When a mother is pregnant with her baby, the placenta attaches to the uterine wall to provide oxygen and food to the baby and remove waste. The placenta is an organ inside the uterus. In a normal pregnancy, the placenta naturally attaches itself to the uterus’s top or side.
What is placenta previa?
Placenta previa happens when the placenta attaches itself to a lower place in the uterus and covers its opening, either wholly or partially. While the problem can sometimes correct itself by itself, it often does not- requiring a prompt diagnosis and medical intervention.
What happens if your doctor does not detect, diagnose and treat placenta previa in time?
Failure to detect, diagnose and treat placenta previa can seriously harm the mother and her baby. For the mother, the condition can lead to acute blood loss, which in turn can necessitate time-sensitive blood transfusions. The disease can be fatal to the mother if she loses too much blood.

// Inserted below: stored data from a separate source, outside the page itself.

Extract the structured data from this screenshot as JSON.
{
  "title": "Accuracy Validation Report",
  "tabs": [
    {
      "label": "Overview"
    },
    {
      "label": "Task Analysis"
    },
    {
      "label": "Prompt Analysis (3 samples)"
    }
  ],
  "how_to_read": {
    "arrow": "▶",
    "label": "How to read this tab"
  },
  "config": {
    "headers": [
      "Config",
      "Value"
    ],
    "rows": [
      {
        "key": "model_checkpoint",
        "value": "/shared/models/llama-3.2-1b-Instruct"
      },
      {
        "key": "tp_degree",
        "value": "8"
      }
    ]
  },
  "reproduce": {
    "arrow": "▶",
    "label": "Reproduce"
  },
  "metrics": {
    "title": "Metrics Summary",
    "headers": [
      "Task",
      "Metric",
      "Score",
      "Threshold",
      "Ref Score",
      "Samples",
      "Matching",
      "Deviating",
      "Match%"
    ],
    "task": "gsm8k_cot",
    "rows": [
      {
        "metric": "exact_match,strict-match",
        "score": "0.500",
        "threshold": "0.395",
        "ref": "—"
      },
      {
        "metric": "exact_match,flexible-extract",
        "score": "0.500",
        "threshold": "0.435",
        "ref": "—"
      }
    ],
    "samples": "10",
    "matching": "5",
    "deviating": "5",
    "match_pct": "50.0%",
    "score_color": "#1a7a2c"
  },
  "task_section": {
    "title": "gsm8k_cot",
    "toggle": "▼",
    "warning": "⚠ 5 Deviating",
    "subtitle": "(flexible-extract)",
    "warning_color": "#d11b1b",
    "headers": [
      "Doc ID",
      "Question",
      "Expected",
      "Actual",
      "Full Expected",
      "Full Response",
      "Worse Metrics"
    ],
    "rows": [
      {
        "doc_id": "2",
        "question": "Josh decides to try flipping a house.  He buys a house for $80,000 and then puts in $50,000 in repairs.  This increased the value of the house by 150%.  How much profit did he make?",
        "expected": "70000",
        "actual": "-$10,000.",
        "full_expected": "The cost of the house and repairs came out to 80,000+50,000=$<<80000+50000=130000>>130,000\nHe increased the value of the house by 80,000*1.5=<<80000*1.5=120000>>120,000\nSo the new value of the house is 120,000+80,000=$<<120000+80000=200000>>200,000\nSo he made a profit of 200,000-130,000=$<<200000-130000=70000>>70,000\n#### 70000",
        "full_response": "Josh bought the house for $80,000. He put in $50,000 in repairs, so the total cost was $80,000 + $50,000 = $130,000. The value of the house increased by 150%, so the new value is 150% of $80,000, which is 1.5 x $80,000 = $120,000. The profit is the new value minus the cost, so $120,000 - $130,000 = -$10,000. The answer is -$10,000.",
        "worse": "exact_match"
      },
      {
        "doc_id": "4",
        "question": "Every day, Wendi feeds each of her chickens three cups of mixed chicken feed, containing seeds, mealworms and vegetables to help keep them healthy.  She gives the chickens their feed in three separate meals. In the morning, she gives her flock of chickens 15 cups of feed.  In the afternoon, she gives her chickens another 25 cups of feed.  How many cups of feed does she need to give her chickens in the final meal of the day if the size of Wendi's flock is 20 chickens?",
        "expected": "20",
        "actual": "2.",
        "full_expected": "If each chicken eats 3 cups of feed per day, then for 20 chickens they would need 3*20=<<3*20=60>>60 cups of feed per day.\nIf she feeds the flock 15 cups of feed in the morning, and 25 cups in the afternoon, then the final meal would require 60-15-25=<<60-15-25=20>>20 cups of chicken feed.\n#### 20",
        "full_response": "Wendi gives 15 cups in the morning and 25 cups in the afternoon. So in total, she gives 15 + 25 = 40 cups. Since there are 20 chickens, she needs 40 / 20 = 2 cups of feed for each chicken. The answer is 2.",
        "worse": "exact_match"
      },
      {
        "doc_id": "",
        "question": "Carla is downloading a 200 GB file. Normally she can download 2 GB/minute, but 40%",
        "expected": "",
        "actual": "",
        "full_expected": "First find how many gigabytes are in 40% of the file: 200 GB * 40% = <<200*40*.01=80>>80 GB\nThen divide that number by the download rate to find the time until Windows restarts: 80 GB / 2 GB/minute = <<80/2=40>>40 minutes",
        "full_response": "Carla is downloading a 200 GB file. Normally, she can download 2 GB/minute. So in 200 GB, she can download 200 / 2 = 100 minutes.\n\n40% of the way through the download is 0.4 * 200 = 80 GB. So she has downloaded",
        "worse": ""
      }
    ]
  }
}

For the baby, the condition can lead to premature birth, which requires treatment, often using corticosteroids to speed up the baby’s lung development if they are born early.
Because failing to diagnose placenta previa can lead to premature birth, the baby can suffer severe brain injuries, including cerebral palsy and hypoxic-ischemic encephalopathy, which can develop if the baby’s brain experiences a decrease in oxygen or blood flow.
If you experienced placenta previa and your doctor did not detect, diagnose and treat it in time, and it caused injuries to you or your baby, you may be able to recover damages. Failing to diagnose this condition constitutes a breach of a doctor’s duty of care.